E.g. take the research on Asset Location by William Reichenstein et al. While everyone accepts that the point of AL is to save tax dollars, his research never even attempts to measure relative outcomes, or tax dollars saved. His new idea attempts to improve the traditional mean-variance-optimization of the Asset Allocation decision. Yet it is hailed as AL research and its wrong AL conclusions are glowingly propagated by Siegel and the CPAs.
(2) Quality Of Work: I find the quality of what is referred to here as 'academic' often a disgrace. Look at all the SWR research that conveniently ignores inflation by presuming investment returns adjust up and down with greater/lesser inflation (counter-factual).
(3) Improving On The Previous Answer: How much recent academic work 'finding God in annuities' was written before (if ever) the authors read the papers by Milevsky? Some authors admit to not having got around to it yet (which in internet speak mean they never will). Go through a paper's references when you know there is a contradictory voice and you often find that voice missing. If you cannot answer a critique - ignore it.
(4) Beware the Unqualified Author: All academics and finance professionals and the public suffer from the 'I won't read what disagrees with my beliefs" syndrome. They all look for excuses to make this a valid decision. A really handy one is - "the author is a nobody". The beauty of the SSRN system is that it logs people who actually open the paper. So when you control who is notified of its existence you can see if the decision-to-ignore was made.
For six years I have been telling ALL the government, professional bodies, consumer advocates, academics and industry players that what they are teaching, testing, promoting, and using as a basis for advice regarding the benefits of the main Canadian savings tool (the RRSP) is flat out wrong.

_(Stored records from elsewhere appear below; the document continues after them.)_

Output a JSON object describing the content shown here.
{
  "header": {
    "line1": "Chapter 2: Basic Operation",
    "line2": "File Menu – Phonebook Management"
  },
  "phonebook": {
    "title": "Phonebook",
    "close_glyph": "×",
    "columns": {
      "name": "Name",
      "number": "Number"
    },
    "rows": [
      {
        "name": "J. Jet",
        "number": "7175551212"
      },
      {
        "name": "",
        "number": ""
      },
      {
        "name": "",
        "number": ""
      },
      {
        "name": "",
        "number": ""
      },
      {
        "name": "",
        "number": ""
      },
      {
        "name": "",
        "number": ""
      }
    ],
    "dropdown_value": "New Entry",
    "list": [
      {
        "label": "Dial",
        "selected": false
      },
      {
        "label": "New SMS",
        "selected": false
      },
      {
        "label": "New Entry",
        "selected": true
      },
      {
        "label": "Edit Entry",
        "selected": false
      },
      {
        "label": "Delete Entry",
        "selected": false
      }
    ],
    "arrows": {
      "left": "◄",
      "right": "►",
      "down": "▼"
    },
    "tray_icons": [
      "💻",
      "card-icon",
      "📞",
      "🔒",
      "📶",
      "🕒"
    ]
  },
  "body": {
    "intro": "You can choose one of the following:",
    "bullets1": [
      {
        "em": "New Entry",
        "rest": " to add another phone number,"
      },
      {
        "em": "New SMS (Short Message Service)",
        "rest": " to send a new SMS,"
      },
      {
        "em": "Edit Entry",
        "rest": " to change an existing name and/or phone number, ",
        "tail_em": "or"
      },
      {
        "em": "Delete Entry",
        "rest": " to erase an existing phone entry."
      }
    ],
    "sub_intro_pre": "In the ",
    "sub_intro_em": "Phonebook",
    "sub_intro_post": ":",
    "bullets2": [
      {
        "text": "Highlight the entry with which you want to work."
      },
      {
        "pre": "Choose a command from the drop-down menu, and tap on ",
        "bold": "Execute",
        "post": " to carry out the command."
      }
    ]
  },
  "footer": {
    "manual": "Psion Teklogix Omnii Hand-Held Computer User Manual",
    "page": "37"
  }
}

Not one has responded, and the SSRN system shows none will read the common sense evidence. http://papers.ssrn.com/sol3/papers.cfm?abstract_id=2636609
(5) Respect The Work of 'Academic' (and don't find fault because we public don't appreciate their contribution to a body of knowledge). I'm sorry but I find the work of lauded authors so bad that I created a website with the purpose of debunking their much-quoted conclusions. Take the advice about the benefits of hedging currency when investing abroad generated by Dimson et al. The common sense objection to their approach is shown at #8 http://www.retailinvestor.org/hedge.html#risk
(6) So forgive me but my respect must be earned, and what is considered 'academic' work in the personal finance field is laughable. But I have an open mind and will consider just about anyone's ideas.